Department of Biochemistry, University of Zürich, Winterthurerstrasse 190, CH-8057 Zürich, Switzerland.
Sci Adv. 2020 Jul 15;6(29):eabb5419. doi: 10.1126/sciadv.abb5419. eCollection 2020 Jul.
The peptide hormone oxytocin modulates socioemotional behavior and sexual reproduction via the centrally expressed oxytocin receptor (OTR) across several species. Here, we report the crystal structure of human OTR in complex with retosiban, a nonpeptidic antagonist developed as an oral drug for the prevention of preterm labor. Our structure reveals insights into the detailed interactions between the G protein-coupled receptor (GPCR) and an OTR-selective antagonist. The observation of an extrahelical cholesterol molecule, binding in an unexpected location between helices IV and V, provides a structural rationale for its allosteric effect and critical influence on OTR function. Furthermore, our structure in combination with experimental data allows the identification of a conserved neurohypophyseal receptor-specific coordination site for Mg that acts as potent, positive allosteric modulator for agonist binding. Together, these results further our molecular understanding of the oxytocin/vasopressin receptor family and will facilitate structure-guided development of new therapeutics.

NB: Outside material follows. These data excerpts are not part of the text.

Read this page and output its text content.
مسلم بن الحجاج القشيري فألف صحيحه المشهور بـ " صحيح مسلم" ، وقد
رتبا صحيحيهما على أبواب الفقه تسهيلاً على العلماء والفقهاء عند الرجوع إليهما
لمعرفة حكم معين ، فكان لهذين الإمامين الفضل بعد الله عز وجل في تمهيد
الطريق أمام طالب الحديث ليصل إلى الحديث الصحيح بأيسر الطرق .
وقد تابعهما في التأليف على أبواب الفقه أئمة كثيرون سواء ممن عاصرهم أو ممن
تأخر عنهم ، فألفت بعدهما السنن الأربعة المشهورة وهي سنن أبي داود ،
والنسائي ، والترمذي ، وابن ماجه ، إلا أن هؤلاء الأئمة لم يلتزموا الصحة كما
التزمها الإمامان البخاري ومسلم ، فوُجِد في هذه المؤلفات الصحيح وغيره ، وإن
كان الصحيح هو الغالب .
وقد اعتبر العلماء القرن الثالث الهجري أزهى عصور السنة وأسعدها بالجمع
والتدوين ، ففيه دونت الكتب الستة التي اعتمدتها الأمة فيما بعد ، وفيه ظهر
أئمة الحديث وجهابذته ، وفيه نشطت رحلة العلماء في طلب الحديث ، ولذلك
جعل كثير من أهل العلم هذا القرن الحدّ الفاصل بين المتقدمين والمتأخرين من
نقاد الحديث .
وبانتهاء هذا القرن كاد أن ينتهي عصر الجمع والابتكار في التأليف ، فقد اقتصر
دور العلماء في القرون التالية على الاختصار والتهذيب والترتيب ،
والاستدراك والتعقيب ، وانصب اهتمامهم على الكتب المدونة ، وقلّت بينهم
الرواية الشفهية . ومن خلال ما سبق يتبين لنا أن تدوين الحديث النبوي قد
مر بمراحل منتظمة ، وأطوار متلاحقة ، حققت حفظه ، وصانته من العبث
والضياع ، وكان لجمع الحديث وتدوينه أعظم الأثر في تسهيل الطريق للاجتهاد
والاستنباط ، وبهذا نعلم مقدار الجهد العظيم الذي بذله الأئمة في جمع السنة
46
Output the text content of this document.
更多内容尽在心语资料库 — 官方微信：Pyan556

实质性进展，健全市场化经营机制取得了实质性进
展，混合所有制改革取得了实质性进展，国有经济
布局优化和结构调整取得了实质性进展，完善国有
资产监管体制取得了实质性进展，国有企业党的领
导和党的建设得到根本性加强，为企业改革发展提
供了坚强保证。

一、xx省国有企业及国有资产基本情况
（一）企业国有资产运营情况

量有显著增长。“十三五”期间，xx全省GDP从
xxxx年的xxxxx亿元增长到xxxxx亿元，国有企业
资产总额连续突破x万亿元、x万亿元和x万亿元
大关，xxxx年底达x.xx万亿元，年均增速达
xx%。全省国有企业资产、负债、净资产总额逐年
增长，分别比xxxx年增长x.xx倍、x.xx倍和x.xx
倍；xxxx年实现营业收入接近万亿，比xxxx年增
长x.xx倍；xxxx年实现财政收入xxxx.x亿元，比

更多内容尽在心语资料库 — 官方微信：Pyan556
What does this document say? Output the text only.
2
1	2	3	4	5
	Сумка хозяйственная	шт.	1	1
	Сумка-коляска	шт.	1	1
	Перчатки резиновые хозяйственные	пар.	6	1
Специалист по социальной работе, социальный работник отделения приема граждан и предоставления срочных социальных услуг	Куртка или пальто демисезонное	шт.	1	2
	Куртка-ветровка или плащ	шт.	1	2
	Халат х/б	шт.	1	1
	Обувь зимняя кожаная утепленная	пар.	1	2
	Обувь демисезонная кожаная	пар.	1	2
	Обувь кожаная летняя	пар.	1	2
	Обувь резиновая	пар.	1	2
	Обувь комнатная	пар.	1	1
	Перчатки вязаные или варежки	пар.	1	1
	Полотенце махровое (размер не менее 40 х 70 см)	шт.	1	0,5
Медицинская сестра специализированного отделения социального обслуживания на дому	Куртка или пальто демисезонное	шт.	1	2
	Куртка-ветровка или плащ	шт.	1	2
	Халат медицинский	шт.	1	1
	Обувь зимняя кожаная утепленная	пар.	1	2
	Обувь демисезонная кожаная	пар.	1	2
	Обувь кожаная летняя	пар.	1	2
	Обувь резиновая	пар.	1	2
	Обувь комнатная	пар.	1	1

肽激素催产素通过中枢表达的催产素受体(OTR)在多种物种中调节社会情感行为和性生殖。在这里,我们报告了与人 OTR 复合物的晶体结构与 retosiban,一种非肽类拮抗剂开发作为一种口服药物,以防止早产。我们的结构揭示了详细的相互作用之间的 G 蛋白偶联受体(GPCR)和 OTR 选择性拮抗剂。观察到一个额外的螺旋胆固醇分子,结合在一个意想不到的位置之间的 IV 和 V 螺旋,提供了一个结构的理由,其变构效应和对 OTR 功能的关键影响。此外,我们的结构与实验数据相结合,可以确定一个保守的神经垂体受体特异性协调镁的作用是强大的,正变构调节剂激动剂结合。总之,这些结果进一步我们的分子理解的催产素/加压素受体家族,并将促进结构为导向的开发新的治疗方法。